January
2006, Issue 186
Third-Generation
Rabbit
A
Look at the Rabbit 4000
SPEEDING
UP THE BUS
The
maximum clock speed has increased with each new Rabbit
and has gotten to the point where it’s starting to be
expensive to find memory that can be used with zero
wait states. One obvious solution to this problem was
to increase the width of the data bus.
A
16-bit bus had to be an option and not a requirement,
though, because the majority of Rabbit 4000 designs
will still use 8-bit memories for cost reasons. This
is what makes life interesting for me as a designer.
The
16-bit bus uses one of the parallel ports for the extra
8 bits of data to keep the package pin count low. Supporting
byte writes on a 16-bit bus often leads to a bit of
external glue logic. I wanted to avoid this, so a separate
port pin can be programmed to provide the necessary
byte-lane control signal for a glueless memory interface.
Rabbit
wanted the option for 16-bit memories on two of the
device’s three chip selects, including the chip select
used as the default after reset. Because the default
is an 8-bit bus, this means that the first few bytes
of code in a 16-bit memory connected to this chip select
must be capable of switching the processor to 16-bit
mode.
An
additional complication was that the code must execute
identically whether it’s in 16-bit mode or 8-bit mode
(after a reset). This limited me to using only pairs
of 1-byte instructions. This restriction comes about
because in 8-bit mode the CPU will actually be fetching
the same instruction twice on an 8-bit bus until the
switch to 16-bit mode occurs (see Listing
1).
The
code first builds 0x02, which is the data value that
enables 16-bit operation and stores it in B. Then, the
I/O address of 0x1D is built in L. I then take advantage
of the fact that multiple I/O prefixes (the IOI) are
interpreted as one to do the actual I/O write. The first
write is to an I/O register, but the second write is
going to go to memory. But this is fine because memory
writes are disabled after reset. The two NOPs allow
time for the actual switch, and away we go with a 16-bit
bus!
Just
providing a 16-bit bus doesn’t improve performance unless
the processor can actually use all 16 bits at once.
Although major changes have been made to the register
architecture and instruction set, the CPU itself still
takes in instructions 1 byte at a time. So along with
the 16-bit bus comes a 3-byte prefetch queue.
The
prefetch mechanism is coupled with the instruction execution,
although wait states when prefetching don’t slow down
execution. Instead, the prefetch runs semi-autonomously,
attempting to always keep at least 1 byte in the prefetch
queue. But when the execution unit knows that a write
operation is coming up, it notifies the prefetch not
to start any new reads that might slow down the write.

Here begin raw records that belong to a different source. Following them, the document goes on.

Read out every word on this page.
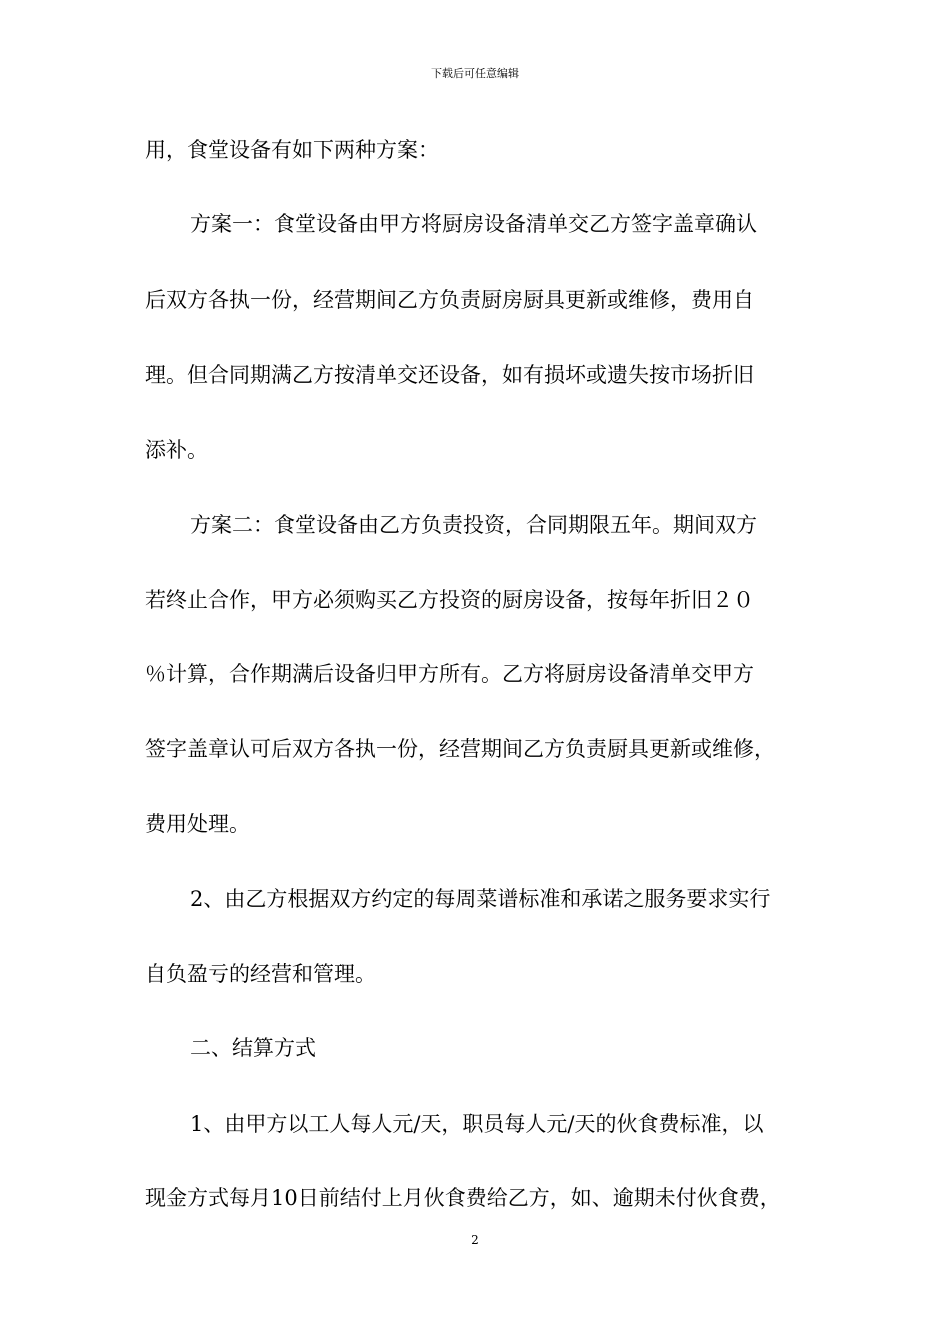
下载后可任意编辑
用，食堂设备有如下两种方案：
方案一：食堂设备由甲方将厨房设备清单交乙方签字盖章确认
后双方各执一份，经营期间乙方负责厨房厨具更新或维修，费用自
理。但合同期满乙方按清单交还设备，如有损坏或遗失按市场折旧
添补。
方案二：食堂设备由乙方负责投资，合同期限五年。期间双方
若终止合作，甲方必须购买乙方投资的厨房设备，按每年折旧２０
％计算，合作期满后设备归甲方所有。乙方将厨房设备清单交甲方
签字盖章认可后双方各执一份，经营期间乙方负责厨具更新或维修，
费用处理。
2、由乙方根据双方约定的每周菜谱标准和承诺之服务要求实行
自负盈亏的经营和管理。
二、结算方式
1、由甲方以工人每人元/天，职员每人元/天的伙食费标准，以
现金方式每月10日前结付上月伙食费给乙方，如、逾期未付伙食费，
2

In a similar fashion, when a branch instruction is recognized,
the prefetch is notified to stop when the branch address
has been completely fetched into the queue. All of this
leads to a measurable performance gain with a 16-bit
bus.
The
final performance option is support for 16-byte Page
mode. Page mode memories are capable of supplying data
in the same page much faster than for ordinary random
accesses. However, Page mode memory requires that both
the chip select and the output enable remain active
with only the address changing to take advantage of
the faster access time. The Rabbit 4000 supports this
Page mode operation on either an 8-bit bus or a 16-bit
bus. It includes separate wait state values for initial
and subsequent memory reads. Separate control bits are
available for each chip select.